Ironically, Houston’s secondary, which gave up 365 passing yards and nearly allowed three 100-yard receivers, made a goal line stop in the final seconds of the game to maintain the win.
Tulsa lined up on the 1-yard line as the last seven seconds ticked off the clock. Quarterback Dane Evans ran a play-action fake and threw a pass to defense end Jess Brubaker, who is a former tight end and had lined up in that position in the goal line formation.
Brubaker caught the ball literally inches from the goal line and needed only to twist his body or extend the ball across the plane to score, but Houston defensive backs Austin Robinson and Khalil Williams met him and drove him into the ground just outside the end zone.
The play was one of two defensive feats of heroism in the last 90 seconds of the game that locked up the win.
Linebacker Garrett Davis knocked the ball out of Evans’ hand as he tried to pass with with 1:21 left to play and UH linebacker Emeke Egbule scooped and scored to give the Coogs a 38-31 lead.
Greg Ward simply took over the game in the second half.

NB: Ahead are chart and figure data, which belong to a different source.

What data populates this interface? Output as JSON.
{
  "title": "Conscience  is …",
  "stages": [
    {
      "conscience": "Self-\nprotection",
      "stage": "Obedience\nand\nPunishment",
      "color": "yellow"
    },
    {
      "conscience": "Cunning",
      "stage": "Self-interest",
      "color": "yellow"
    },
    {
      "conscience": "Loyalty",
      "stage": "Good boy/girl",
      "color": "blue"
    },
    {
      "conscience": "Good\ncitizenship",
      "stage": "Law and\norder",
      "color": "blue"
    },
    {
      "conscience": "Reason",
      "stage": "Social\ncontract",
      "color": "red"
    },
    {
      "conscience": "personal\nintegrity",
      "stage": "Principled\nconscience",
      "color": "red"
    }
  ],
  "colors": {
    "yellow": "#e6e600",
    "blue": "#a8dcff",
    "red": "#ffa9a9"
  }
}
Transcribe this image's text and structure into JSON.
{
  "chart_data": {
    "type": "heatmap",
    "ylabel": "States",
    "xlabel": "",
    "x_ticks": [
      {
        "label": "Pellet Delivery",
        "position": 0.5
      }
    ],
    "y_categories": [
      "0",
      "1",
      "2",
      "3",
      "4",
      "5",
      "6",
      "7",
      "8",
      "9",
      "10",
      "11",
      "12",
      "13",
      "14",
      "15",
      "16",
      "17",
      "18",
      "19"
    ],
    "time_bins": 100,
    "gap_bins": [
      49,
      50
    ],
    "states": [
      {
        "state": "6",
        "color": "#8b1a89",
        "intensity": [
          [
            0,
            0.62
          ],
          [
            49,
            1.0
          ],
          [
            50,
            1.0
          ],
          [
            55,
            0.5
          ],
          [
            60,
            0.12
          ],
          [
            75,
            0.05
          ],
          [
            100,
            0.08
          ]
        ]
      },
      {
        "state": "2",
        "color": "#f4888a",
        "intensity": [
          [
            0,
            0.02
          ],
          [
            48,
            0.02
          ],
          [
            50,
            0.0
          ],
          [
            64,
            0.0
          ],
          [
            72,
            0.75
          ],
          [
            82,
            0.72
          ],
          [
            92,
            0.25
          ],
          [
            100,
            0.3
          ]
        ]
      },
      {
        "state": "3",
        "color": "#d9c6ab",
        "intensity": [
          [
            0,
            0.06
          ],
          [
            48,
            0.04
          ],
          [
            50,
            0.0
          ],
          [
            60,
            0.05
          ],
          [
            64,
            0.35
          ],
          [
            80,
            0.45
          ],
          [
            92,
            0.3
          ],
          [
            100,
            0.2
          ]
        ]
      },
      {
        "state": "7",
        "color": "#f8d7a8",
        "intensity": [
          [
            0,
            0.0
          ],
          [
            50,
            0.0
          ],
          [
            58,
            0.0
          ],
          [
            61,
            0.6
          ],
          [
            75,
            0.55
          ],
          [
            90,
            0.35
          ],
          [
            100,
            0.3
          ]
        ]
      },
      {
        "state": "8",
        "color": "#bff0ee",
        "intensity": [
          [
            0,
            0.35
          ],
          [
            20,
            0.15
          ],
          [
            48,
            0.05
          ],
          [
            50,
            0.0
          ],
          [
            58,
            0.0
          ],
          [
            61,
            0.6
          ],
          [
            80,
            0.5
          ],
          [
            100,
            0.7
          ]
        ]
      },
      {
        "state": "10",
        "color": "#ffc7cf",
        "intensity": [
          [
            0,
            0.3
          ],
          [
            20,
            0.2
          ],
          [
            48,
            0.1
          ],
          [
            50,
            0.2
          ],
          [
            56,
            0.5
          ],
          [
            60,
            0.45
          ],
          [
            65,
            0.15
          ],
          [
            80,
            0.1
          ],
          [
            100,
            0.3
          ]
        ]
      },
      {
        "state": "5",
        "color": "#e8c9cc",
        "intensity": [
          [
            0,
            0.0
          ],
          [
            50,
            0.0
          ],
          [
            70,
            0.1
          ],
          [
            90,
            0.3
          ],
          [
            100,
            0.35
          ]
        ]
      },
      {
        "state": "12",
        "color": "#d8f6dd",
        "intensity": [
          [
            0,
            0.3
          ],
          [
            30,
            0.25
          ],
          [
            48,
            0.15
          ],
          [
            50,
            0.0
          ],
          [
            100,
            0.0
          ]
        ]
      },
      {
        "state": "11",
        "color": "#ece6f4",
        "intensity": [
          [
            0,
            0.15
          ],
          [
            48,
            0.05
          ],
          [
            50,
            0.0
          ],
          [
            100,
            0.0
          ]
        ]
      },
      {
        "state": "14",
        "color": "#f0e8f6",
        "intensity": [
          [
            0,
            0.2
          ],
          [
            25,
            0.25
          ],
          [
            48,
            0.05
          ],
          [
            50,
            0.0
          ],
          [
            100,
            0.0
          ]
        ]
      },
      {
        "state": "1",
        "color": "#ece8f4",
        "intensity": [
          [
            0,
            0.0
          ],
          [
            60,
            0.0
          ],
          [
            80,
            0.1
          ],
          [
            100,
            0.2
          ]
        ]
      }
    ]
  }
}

He decided to shoulder the load for the offense and he did an impressive job, but it was clear that he can’t win a game by himself. He could really use a standout running back and a healthy offensive line.
Ed Oliver is beastly to the point that I’ve run out of ways to describe him. As a DT, he led the team in total tackles and tied for the lead in solo tackles, tackles for loss AND pass breakups — yes, pass breakups. He blocked two passes at the line of scrimmage.
Houston’s front seven rebounded after a tough game against Navy and shut down Tulsa’s rushing attack.
Wide receiver Chance Allen took a wicked hit to the head and neck late in the game and we’ll have to keep an eye on his status next week.
Tale of the Tape:
Total yards: Houston 522, Tulsa 459
Rush yards: Houston 268, Tulsa 94
Pass yards: Houston 254, Tulsa 365
Greg Ward: 26-34, 254 yards; 24 carries, 142 yards
**Interestingly, Ward was held without a touchdown.
Ed Oliver: 12 total tackles, 7 solo tackles, 2 tackles for loss, 2 pass breakups
Houston received the opening kickoff and its first drive was vintage Cougars. They moved rhythmically and methodically down field with short passes and good runs and running back Dillon Birden finished it off with a 17-yard touchdown scamper.
Ty Cummings hit a field goal and Mulbah Car hit pay dirt on a 6-yard run to wrap Houston’s scoring in the first half.
The Cougars had a perfect balance of run and pass: they rushed 22 times and threw 22 times. Car and Birden combined for 13 carries, 70 yards and 2 TDs. Ward ran 9 times for 63 yards.
Houston was committed to both running the ball AND running it with someone not named Greg Ward. At one point in the first half, the running backs had 3 times more carries than Ward.
But on Car’s scoring drive, we got a glimpse of what was to come it the second half. Ward started to assert himself and he simply took over the offense in the third and fourth quarters.
There were still a few more pivotal plays in the first half, however. Ward missed deep throws to Isaiah Johnson and Steven Dunbar that could easily have been TDs.
Birden fumbled with 6:35 left to go in the half and 47 seconds later, defensive back Terrell Williams was ejected for targeting. Houston led 17-3 at the time, but Tulsa marched down the field and scored to close the gap to 17-10.
The Golden Hurricane stopped Houston on its next series and then evened the score 17-17 with 0:13 left in the second quarter. The bulk of the 74 yards on the drive was achieved through the air before Evans ran the ball in himself for the touchdown.
In the second half, as previously mentioned, Ward just carried the offense. His rushing attempts nearly doubled and he became Houston’s best weapon on the field. But as well as he did, he could only lead two scoring drives in the second half.
Birden polished off both drives with short rushing touchdowns and the Cougars looked fairly safe with a 31-17 lead and 7:50 to play in the game.
But Tulsa’s passing attack kicked into gear and the Golden Hurricane tied the score on drives of 63 yards and 57 yards, neither of which lasted two minutes.
With 1:39 left on the clock and the score tied 31-31, Tulsa started a drive that could have won the game. But Garrett and Davis stripped Evans and scored for the Houston defense to put the Cougars up 38-31.
That still left Tulsa 1:21 to play for the tie or the win. The Golden Hurricane advanced all the way to the Houston 1-yard line and had to hurry to get their final play off, which was an ill-fated pass to Brubaker.
These four games, from Tulsa to Tulane, were supposed to be the “easy” stretch of the schedule but the Cougars have shown that they can’t take anyone for granted. The team that looked so good and so confident against Oklahoma is starting to fray at the edges.